The plaque is 6.5″ by 5.5″ and is engraved on both sides. The front is engraved with the coat of arms of the Protectorate — the flags of England, Scotland, Ireland with Cromwell’s personal arms, an argent lion rampant borrowed from the arms of his ancestors the Princes of Powys, on an inescutcheon in the center, a crowned English lion supporting the left and the Welsh red dragon (a replacement for the Scottish unicorn James I had placed on the Royal Arms) supporting the right — and the motto “Pax quaeritur bello,” meaning “Peace is sought by war.” The inscription on the back gives Cromwell’s vital statistics: “Oliver Protector of the Republic of England, Scotland and Ireland. Born 25 April year 1599. Inaugurated 16 December 1653. Died 3 September year 1658. Here he lies.”
He didn’t lie there for long. After his death from malarial fever, Cromwell’s body was embalmed and put in a lead anthropoid coffin which was sealed and then placed in an elaborately decorated wooden coffin. The coffin and an effigy of the Lord Protector dressed in velvet, gold lace and ermin accessorized with the Imperial crown, orb and scepter, lay in state at Somerset House from September 20th until early November. The funeral procession took place on November 23rd, but he had already been quietly interred at Westminster Abbey two weeks earlier because his body was poorly embalmed and the stench had become problematic two months after his death. After enough pomp and ceremony to rival any royal funeral (Cromwell’s was in fact modeled after the funerary ceremonies of James I), Cromwell was officially buried in a vault in the Henry VII Lady Chapel.
Less than two years later, Charles I’s son was restored to the throne. Although on August 29th, 1660, the Cavalier Parliament passed the Indemnity and Oblivion Act pardoning almost everyone involved in the execution of Charles I, the 59 signatories of the king’s death warrant were specifically exempt from Charles II’s mercy. That fall, 10 of the regicides still living were tried, convicted and executed. The penalty for High Treason was to be hanged, drawn and quartered; ie, the condemned were tied to a horse and dragged to the gallows where they were hanged until almost dead, then disemboweled, castrated, beheaded and their bodies cut into four sections.
On December 4th, Parliament passed a bill of attainder posthumously declaring Oliver Cromwell, his son-in-law Henry Ireton and John Bradshaw, president of the High Court of Justice for the trial of King Charles I, guilty of High Treason. Bradshaw had died a month after Cromwell and was buried the day before him. Ireton had been dead and buried for nine years. All three were interred in the same chapel at Westminster Abbey. Parliament ordered the bodies exhumed and on January 30th, the 12th anniversary of Charles I’s execution, the corpses were dragged in their coffins to the west London execution site of Tyburn where their shrouded bodies were hanged. After hanging for an hour, the corpses were taken down, decapitated and the bodies tossed in a pit beneath the gallows. The heads were placed on 20-foot spikes in front of Westminster Hall where Charles I’s trial had taken place.

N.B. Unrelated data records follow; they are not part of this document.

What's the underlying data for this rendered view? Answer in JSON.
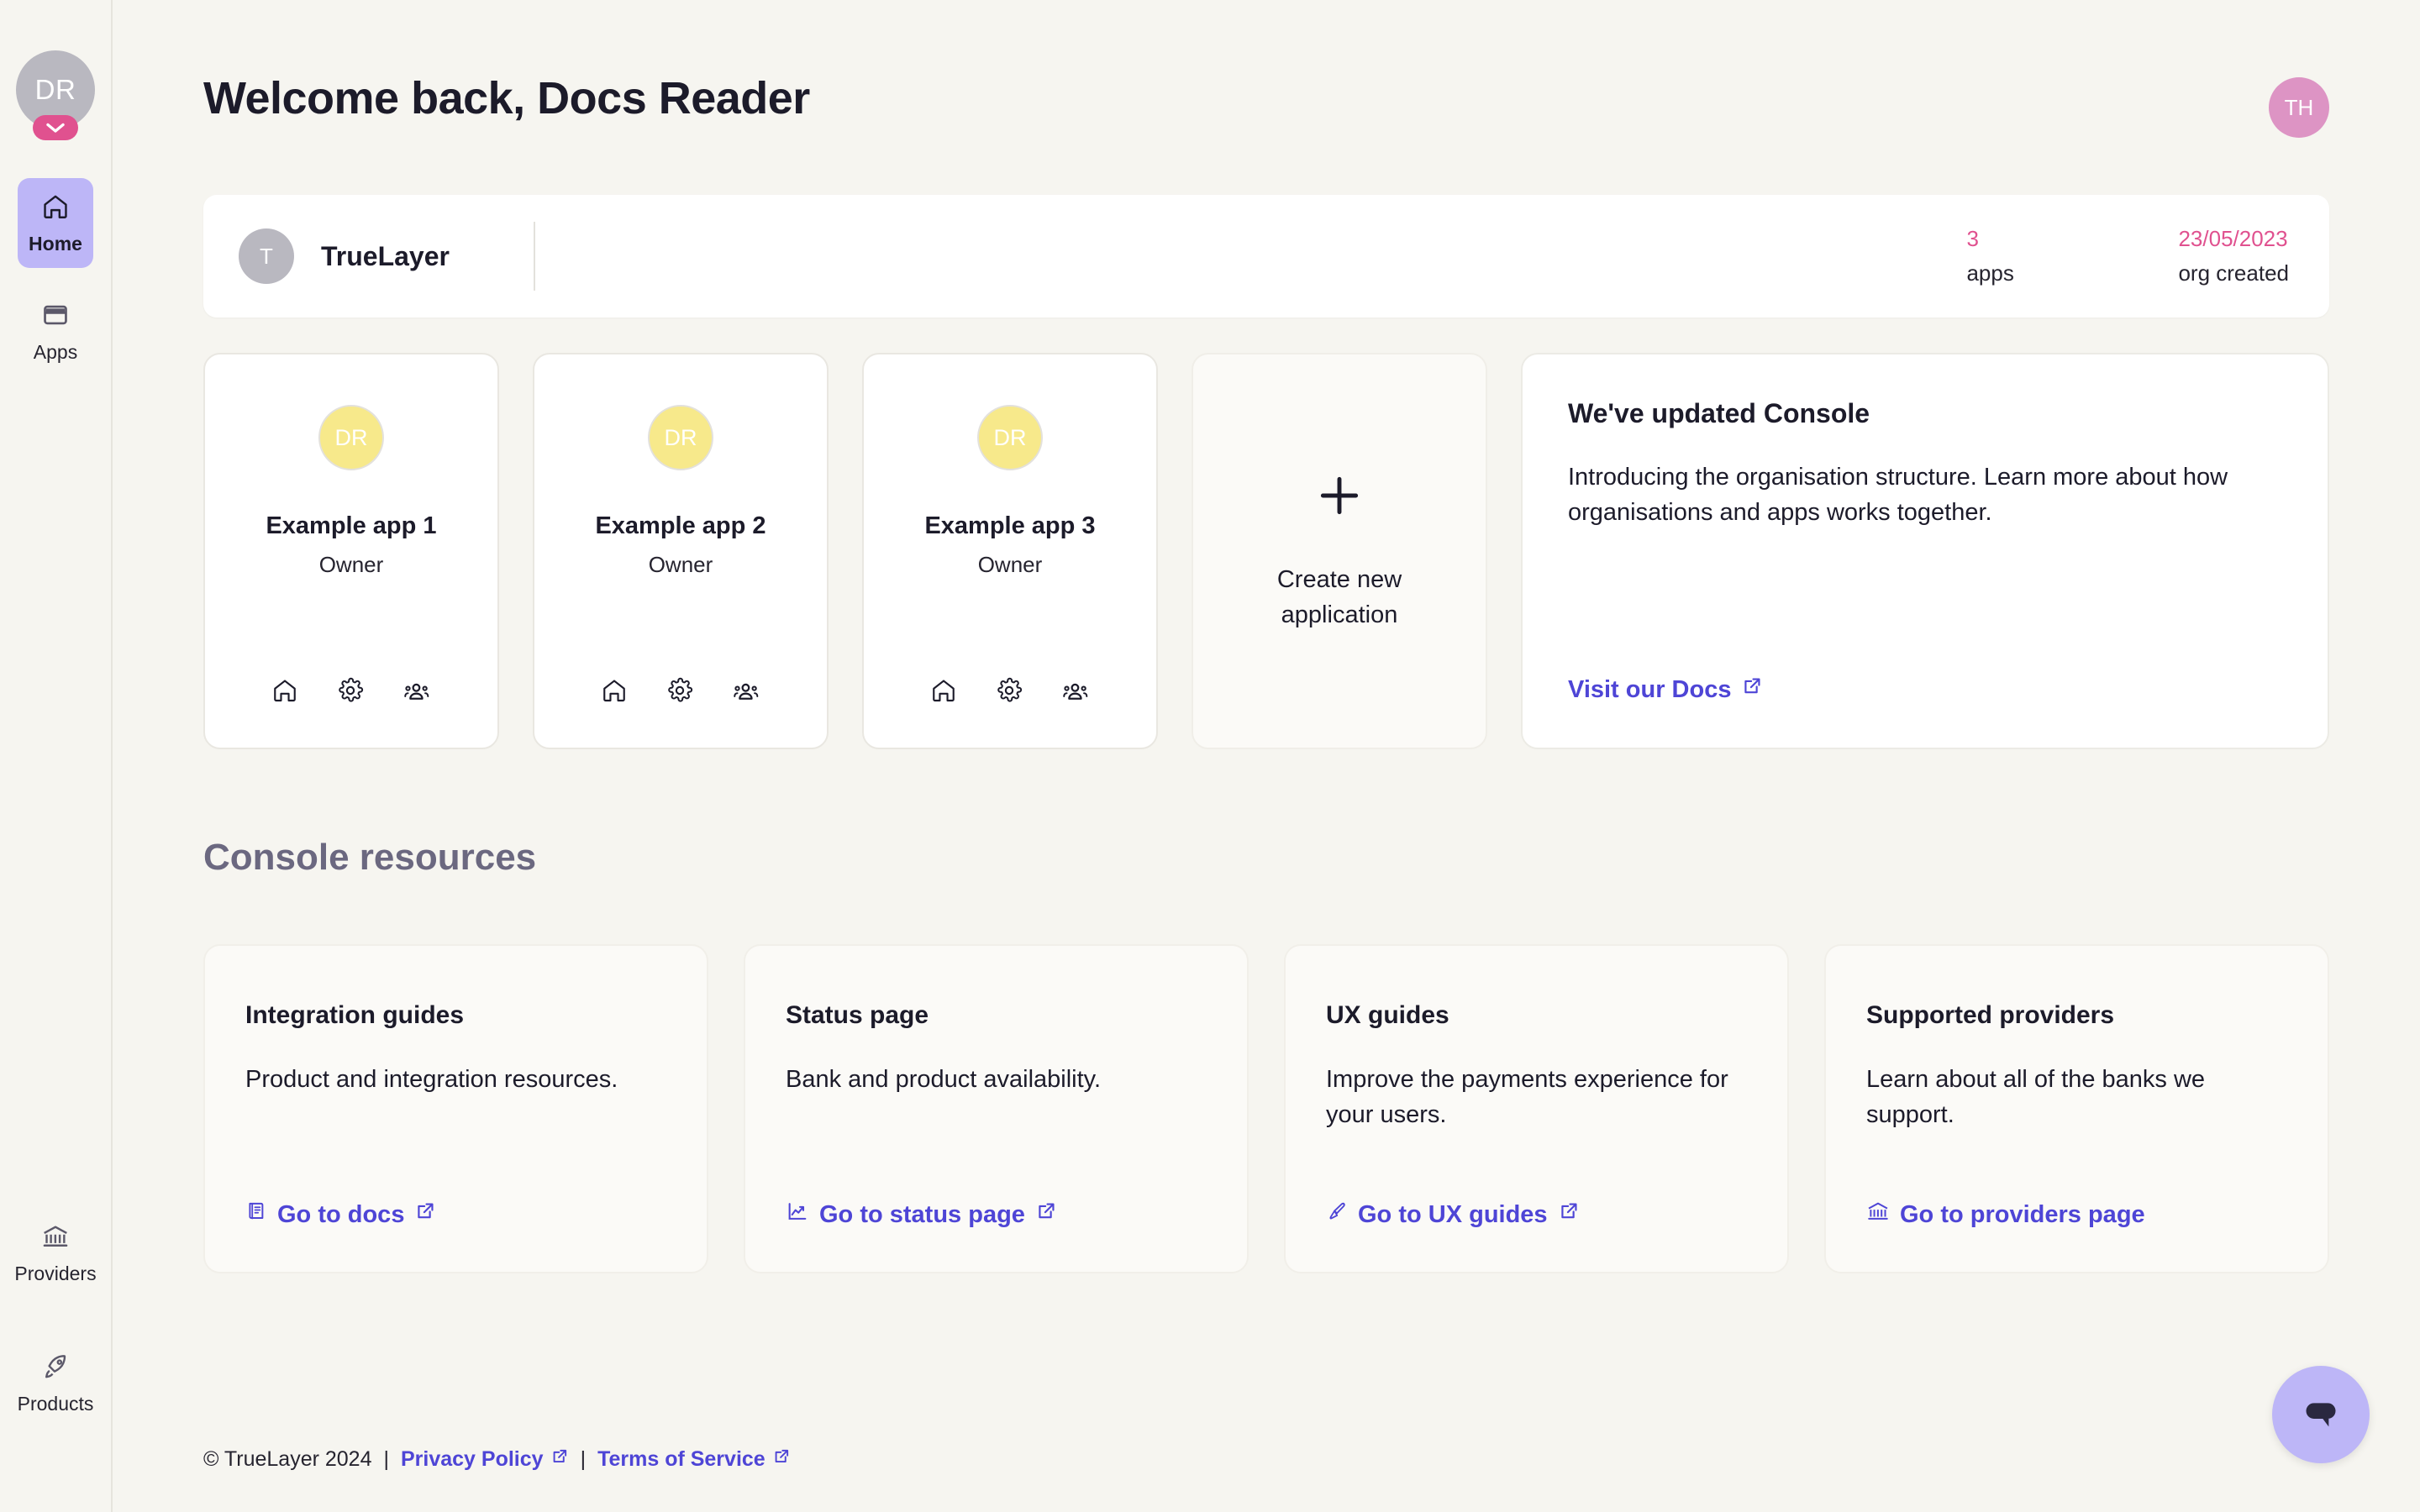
{
  "sidebar": {
    "user_avatar_initials": "DR",
    "avatar_chevron_icon": "chevron-down-icon",
    "items": [
      {
        "label": "Home",
        "icon": "home-icon",
        "active": true
      },
      {
        "label": "Apps",
        "icon": "window-icon",
        "active": false
      }
    ],
    "bottom_items": [
      {
        "label": "Providers",
        "icon": "bank-icon"
      },
      {
        "label": "Products",
        "icon": "rocket-icon"
      }
    ]
  },
  "header": {
    "title": "Welcome back, Docs Reader",
    "account_avatar_initials": "TH"
  },
  "org_card": {
    "logo_initial": "T",
    "name": "TrueLayer",
    "stats": [
      {
        "value": "3",
        "label": "apps"
      },
      {
        "value": "23/05/2023",
        "label": "org created"
      }
    ]
  },
  "apps": [
    {
      "avatar_initials": "DR",
      "name": "Example app 1",
      "role": "Owner",
      "actions": [
        "home-icon",
        "gear-icon",
        "users-icon"
      ]
    },
    {
      "avatar_initials": "DR",
      "name": "Example app 2",
      "role": "Owner",
      "actions": [
        "home-icon",
        "gear-icon",
        "users-icon"
      ]
    },
    {
      "avatar_initials": "DR",
      "name": "Example app 3",
      "role": "Owner",
      "actions": [
        "home-icon",
        "gear-icon",
        "users-icon"
      ]
    }
  ],
  "create_card": {
    "plus_icon": "plus-icon",
    "label_line1": "Create new",
    "label_line2": "application"
  },
  "promo": {
    "title": "We've updated Console",
    "body": "Introducing the organisation structure. Learn more about how organisations and apps works together.",
    "link_label": "Visit our Docs",
    "link_icon": "external-link-icon"
  },
  "resources": {
    "section_title": "Console resources",
    "cards": [
      {
        "title": "Integration guides",
        "desc": "Product and integration resources.",
        "link_label": "Go to docs",
        "lead_icon": "book-icon",
        "link_icon": "external-link-icon"
      },
      {
        "title": "Status page",
        "desc": "Bank and product availability.",
        "link_label": "Go to status page",
        "lead_icon": "chart-line-icon",
        "link_icon": "external-link-icon"
      },
      {
        "title": "UX guides",
        "desc": "Improve the payments experience for your users.",
        "link_label": "Go to UX guides",
        "lead_icon": "paintbrush-icon",
        "link_icon": "external-link-icon"
      },
      {
        "title": "Supported providers",
        "desc": "Learn about all of the banks we support.",
        "link_label": "Go to providers page",
        "lead_icon": "bank-icon",
        "link_icon": ""
      }
    ]
  },
  "footer": {
    "copyright": "© TrueLayer 2024",
    "separator": "|",
    "privacy_label": "Privacy Policy",
    "terms_label": "Terms of Service"
  },
  "chat": {
    "icon": "chat-bubble-icon"
  },
  "colors": {
    "page_bg": "#f6f5f0",
    "accent_purple": "#4e45d6",
    "active_nav": "#bdb6f7",
    "pink": "#e0518f",
    "app_avatar_yellow": "#f7e98b"
  }
}
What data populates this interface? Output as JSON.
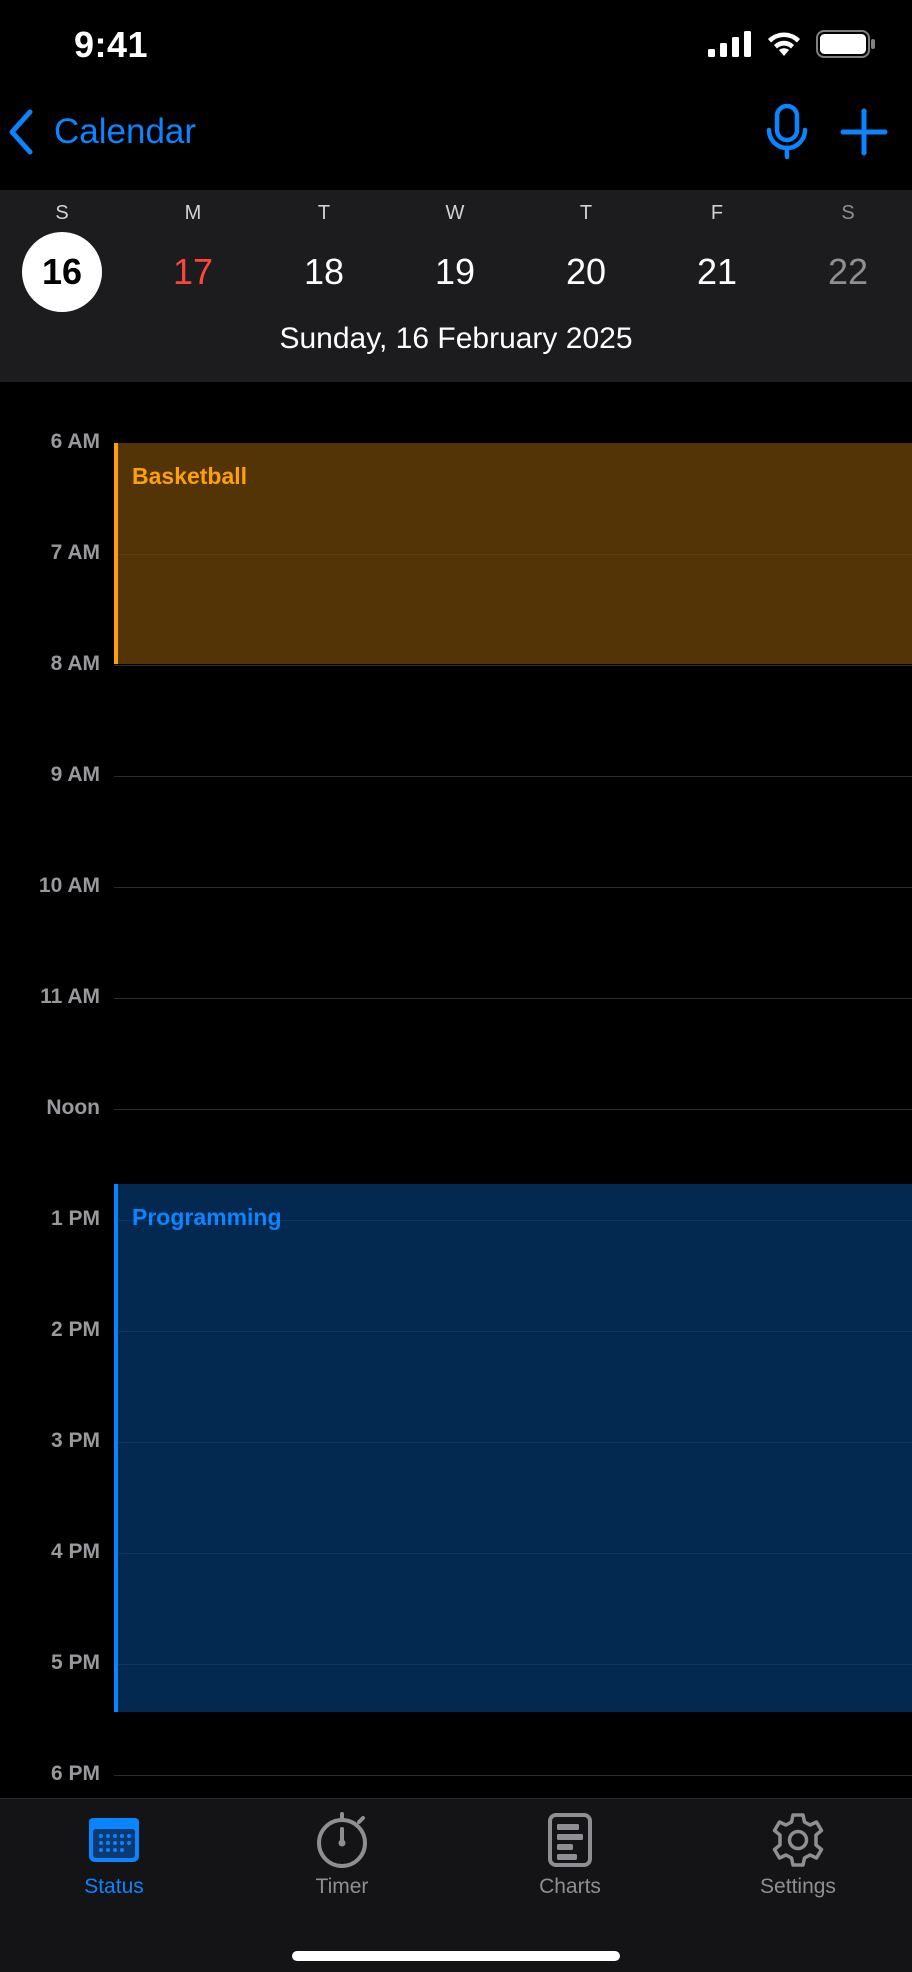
{
  "status_bar": {
    "time": "9:41",
    "icons": [
      "cellular-signal-icon",
      "wifi-icon",
      "battery-icon"
    ]
  },
  "nav": {
    "back_label": "Calendar",
    "actions": [
      "microphone-icon",
      "plus-icon"
    ],
    "accent_color": "#0a84ff"
  },
  "week": {
    "days": [
      {
        "letter": "S",
        "number": "16",
        "state": "selected"
      },
      {
        "letter": "M",
        "number": "17",
        "state": "today"
      },
      {
        "letter": "T",
        "number": "18",
        "state": "normal"
      },
      {
        "letter": "W",
        "number": "19",
        "state": "normal"
      },
      {
        "letter": "T",
        "number": "20",
        "state": "normal"
      },
      {
        "letter": "F",
        "number": "21",
        "state": "normal"
      },
      {
        "letter": "S",
        "number": "22",
        "state": "dim"
      }
    ],
    "full_date": "Sunday, 16 February 2025"
  },
  "timeline": {
    "hours": [
      "6 AM",
      "7 AM",
      "8 AM",
      "9 AM",
      "10 AM",
      "11 AM",
      "Noon",
      "1 PM",
      "2 PM",
      "3 PM",
      "4 PM",
      "5 PM",
      "6 PM"
    ],
    "events": [
      {
        "title": "Basketball",
        "start": "6:00",
        "end": "8:00",
        "color": "#ff9f0a"
      },
      {
        "title": "Programming",
        "start": "12:40",
        "end": "17:25",
        "color": "#0a84ff"
      }
    ]
  },
  "tabs": [
    {
      "label": "Status",
      "icon": "calendar-icon",
      "active": true
    },
    {
      "label": "Timer",
      "icon": "stopwatch-icon",
      "active": false
    },
    {
      "label": "Charts",
      "icon": "chart-document-icon",
      "active": false
    },
    {
      "label": "Settings",
      "icon": "gear-icon",
      "active": false
    }
  ]
}
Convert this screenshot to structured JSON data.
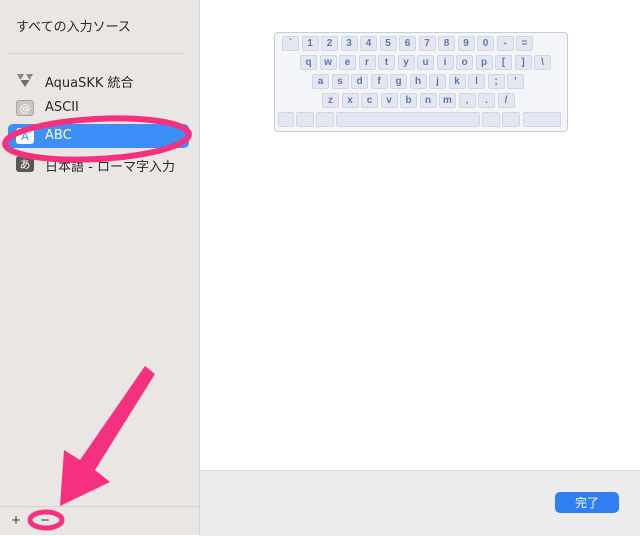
{
  "sidebar": {
    "title": "すべての入力ソース",
    "items": [
      {
        "label": "AquaSKK 統合",
        "icon": "aquaskk-icon"
      },
      {
        "label": "ASCII",
        "icon": "at-icon",
        "icon_text": "@"
      },
      {
        "label": "ABC",
        "icon": "a-icon",
        "icon_text": "A",
        "selected": true
      },
      {
        "label": "日本語 - ローマ字入力",
        "icon": "kana-icon",
        "icon_text": "あ"
      }
    ],
    "add_label": "+",
    "remove_label": "−"
  },
  "keyboard": {
    "rows": [
      [
        "`",
        "1",
        "2",
        "3",
        "4",
        "5",
        "6",
        "7",
        "8",
        "9",
        "0",
        "-",
        "="
      ],
      [
        "q",
        "w",
        "e",
        "r",
        "t",
        "y",
        "u",
        "i",
        "o",
        "p",
        "[",
        "]",
        "\\"
      ],
      [
        "a",
        "s",
        "d",
        "f",
        "g",
        "h",
        "j",
        "k",
        "l",
        ";",
        "'"
      ],
      [
        "z",
        "x",
        "c",
        "v",
        "b",
        "n",
        "m",
        ",",
        ".",
        "/"
      ]
    ]
  },
  "footer": {
    "done_label": "完了"
  },
  "colors": {
    "accent": "#3d8ef7",
    "button": "#2f7ef3",
    "annotation": "#f5317f",
    "key_text": "#5e79ad"
  }
}
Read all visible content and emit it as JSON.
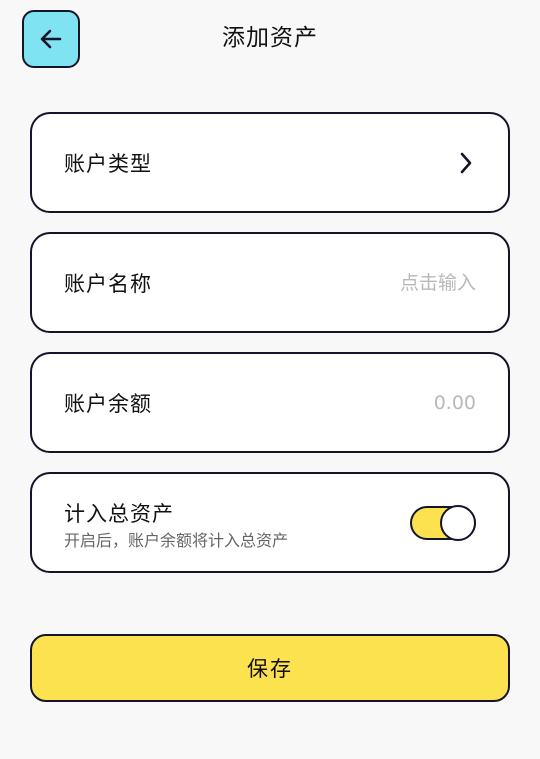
{
  "header": {
    "back_icon": "arrow-left-icon",
    "title": "添加资产"
  },
  "form": {
    "account_type": {
      "label": "账户类型",
      "icon": "chevron-right-icon"
    },
    "account_name": {
      "label": "账户名称",
      "value": "",
      "placeholder": "点击输入"
    },
    "account_balance": {
      "label": "账户余额",
      "value": "",
      "placeholder": "0.00"
    },
    "include_total": {
      "label": "计入总资产",
      "description": "开启后，账户余额将计入总资产",
      "enabled": true
    }
  },
  "actions": {
    "save_label": "保存"
  },
  "colors": {
    "accent_yellow": "#fde24f",
    "back_button": "#7fe3f2",
    "border": "#15152a",
    "background": "#f8f8f8",
    "placeholder": "#b9b9b9"
  }
}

It was during this ugly process that the coffin plate was taken. It was “found in a leaden canister, lying on the breast of the corpse” by James Norfolke, Serjeant-at-Arms to the Speaker of the House of Commons, who had been tasked with exhuming the regicides’ bodies. He helped himself to the plaque and it remained in his family for hundreds of years until it was acquired by the Harcourt family in the 19th century. The sellers have chosen to remain anonymous so we don’t know if it’s been with the Harcourts since then or sold to another party at some point.
Either way, the plaque has had a much easier ride than Cromwell’s head. It stayed on its spike at Westminster Hall for close to 30 years. There are differing reports on what happened to it — blown down in a storm, surreptitiously removed in the dark of night — and the relic went underground until 1710 when it went on display at Claudius Du Puy’s private museum of curiosities in London. After Du Puy’s death, it passed through at least three more hands, including the Hughes brothers who again put it on macabre display, before being purchased by Josiah Henry Wilkinson in 1814. The Wilkinsons kept it in a velvet lined box, whipping it out for house guests to gasp over, for generations until Horace Wilkinson gave it to Cambridge University’s Sidney Sussex College, Cromwell’s alma mater, for proper burial in 1960. The burial was kept secret until 1962 and the exact location has never been revealed.